Disproportionality in Sentencing in the GCC: The Cases of Bahrain and Saudi Arabia

The Gulf remains a major destination for migrant workers, primarily from southern and Southeast Asia. Often, migrants from Bangladesh, India, Sri Lanka, Pakistan, and numerous other countries travel to the Gulf States to work in low-skilled labour sectors. ADHRB, along with other organisations, reported the systemic discrimination these minorities face, including access to healthcare, threats of withholding of passports, physical or verbal abuse or non-payment of wages. Nonetheless, one of the most persistent and concerning discrimination is the disproportionality when it comes to the death penalty. The number of migrants who are killed by judicial execution is grossly disproportional to the size of the population living in the GCC. ADHRB recognises that this disproportionality lies in multiple factors, rendering the migrant workers an exceptionally vulnerable community.

The vulnerability of this community depends on being subject to power imbalance and often exploitation. ADHRB acknowledges that this condition affects them before and after arriving in the Gulf, causing disproportionality in sentencing to be an issue of a larger scope. Usually, migrant workers come from rural areas, have limited literacy and become dependent on migrant brokers in their original countries. These figures often manipulate migrant workers, tricking them into smuggling drugs into the Gulf, with the highest percentage coming from Pakistan. This founding issue, combined with the flaws of the GCC judicial systems, socioeconomic disadvantage, language barriers and discrimination, cause immigrants to be the primary victims of sentencing and death penalties.

In Bahrain, despite rhetoric of reform, death sentences in the last decade rose by over 600%. The data gathered between 2011 and 2021 shows a clear pattern of discrimination against foreign nationals in the context of the death penalty. Mainly, Bangladeshi nationals are disproportionately represented in this category. In addition, Reprieve informs that in contrast to Bahraini nationals, no pardons or commutations were offered to Bangladeshi nationals. In these circumstances, the decision of 2018  to allow death sentences for non-lethal charges (drug offences) represents a noteworthy backwards move for human rights in the country.

Moving to Saudi Arabia, the situation is even more concerning, considering that it has the third-largest migrant population in the world. Generally, foreign nationals are particularly vulnerable to due process and fair trial violations when it comes to the death penalty. The UN Committee on the Elimination of Racial Discrimination raised this point about a disproportionate number of foreign nationals facing the penalty in Saudi Arabia. From 2010 to 2021, Saudi Arabia has executed a total of 490 foreign nationals, with some nationalities overrepresenting their proportional representation in the total population. In particular, Pakistani nationals, making up 5% of the total population, represent 13.19% of the total number of executions. Furthermore, their sentence is flawed by a criminal justice system discrimination characterised by denied access to interpretation, legal representation or consular assistance.

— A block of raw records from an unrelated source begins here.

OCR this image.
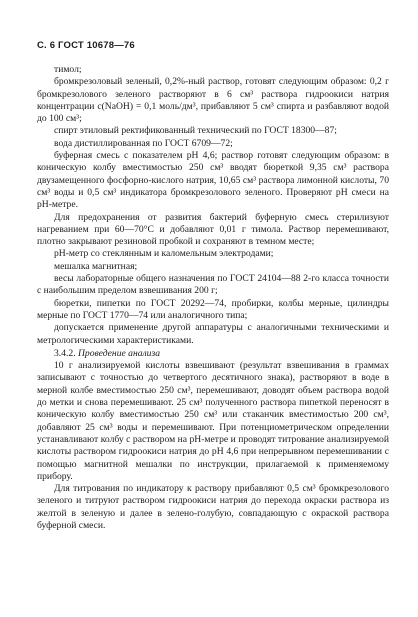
С. 6 ГОСТ 10678—76

тимол;

бромкрезоловый зеленый, 0,2%-ный раствор, готовят следующим образом: 0,2 г бромкрезолового зеленого растворяют в 6 см³ раствора гидроокиси натрия концентрации c(NaOH) = 0,1 моль/дм³, прибавляют 5 см³ спирта и разбавляют водой до 100 см³;

спирт этиловый ректификованный технический по ГОСТ 18300—87;

вода дистиллированная по ГОСТ 6709—72;

буферная смесь с показателем pH 4,6; раствор готовят следующим образом: в коническую колбу вместимостью 250 см³ вводят бюреткой 9,35 см³ раствора двузамещенного фосфорно-кислого натрия, 10,65 см³ раствора лимонной кислоты, 70 см³ воды и 0,5 см³ индикатора бромкрезолового зеленого. Проверяют pH смеси на pH-метре.

Для предохранения от развития бактерий буферную смесь стерилизуют нагреванием при 60—70°С и добавляют 0,01 г тимола. Раствор перемешивают, плотно закрывают резиновой пробкой и сохраняют в темном месте;

pH-метр со стеклянным и каломельным электродами;

мешалка магнитная;

весы лабораторные общего назначения по ГОСТ 24104—88 2-го класса точности с наибольшим пределом взвешивания 200 г;

бюретки, пипетки по ГОСТ 20292—74, пробирки, колбы мерные, цилиндры мерные по ГОСТ 1770—74 или аналогичного типа;

допускается применение другой аппаратуры с аналогичными техническими и метрологическими характеристиками.

3.4.2. Проведение анализа

10 г анализируемой кислоты взвешивают (результат взвешивания в граммах записывают с точностью до четвертого десятичного знака), растворяют в воде в мерной колбе вместимостью 250 см³, перемешивают, доводят объем раствора водой до метки и снова перемешивают. 25 см³ полученного раствора пипеткой переносят в коническую колбу вместимостью 250 см³ или стаканчик вместимостью 200 см³, добавляют 25 см³ воды и перемешивают. При потенциометрическом определении устанавливают колбу с раствором на pH-метре и проводят титрование анализируемой кислоты раствором гидроокиси натрия до pH 4,6 при непрерывном перемешивании с помощью магнитной мешалки по инструкции, прилагаемой к применяемому прибору.

Для титрования по индикатору к раствору прибавляют 0,5 см³ бромкрезолового зеленого и титруют раствором гидроокиси натрия до перехода окраски раствора из желтой в зеленую и далее в зелено-голубую, совпадающую с окраской раствора буферной смеси.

To conclude, the disproportionality in sentences against foreign nationals represents an issue that needs to be tackled at the national and transnational levels because of its characteristics. Many of the circumstances by which the death penalties were handed are related to the abusive functioning of the kafala system, exacerbated by a total lack of consular support from sending states. There is a significant correlation between citizenship and low class that causes migrant workers to be victims of exploitation. For this reason, ADHRB deems that both sending states and Gulf ones must take measures to stop the abuse against migrant workers, ultimately exemplified in the disproportionate sentencing against them.

Recommendations for sending states:

  • Ratify the International Convention on the Protection of Rights of All Migrant Workers and Members of Their Families.
  • Intensify the efficiency of consular offices for representing nationals working abroad.
  • Initiate diplomatic exchanges with Arab countries to find countermeasures against human trafficking (including new treaties).
  • Protect the nationals, especially the ones coming from lower classes, who are subject to human trafficking.

Recommendation for Bahrain and Saudi Arabia:

  • Ratify the International Convention on the Protection of Rights of All Migrant Workers and Members of Their Families.
  • Abolish the Kafala system, which, through its sponsorship system, causes migrant workers to be subject to human trafficking.
  • Cease using the death penalty arbitrarily.
  • Improve the quality of the trial, including legal representation, language barrier, and assumption of innocence.
  • Provide adequate socio-economic measures to ensure foreign workers can afford legal representation or pay blood money.
  • End the discrimination against foreign nationals in the application of the laws.
  • Publish a moratorium for abolishing death sentences for drug-related crimes, which enhances the risks for migrant workers who are victims of human trafficking.
  • Respect the pronouncing in different international law cases to ensure enhanced due process and fair trial rights for foreign nationals (recognising the range of barriers they face in the criminal system).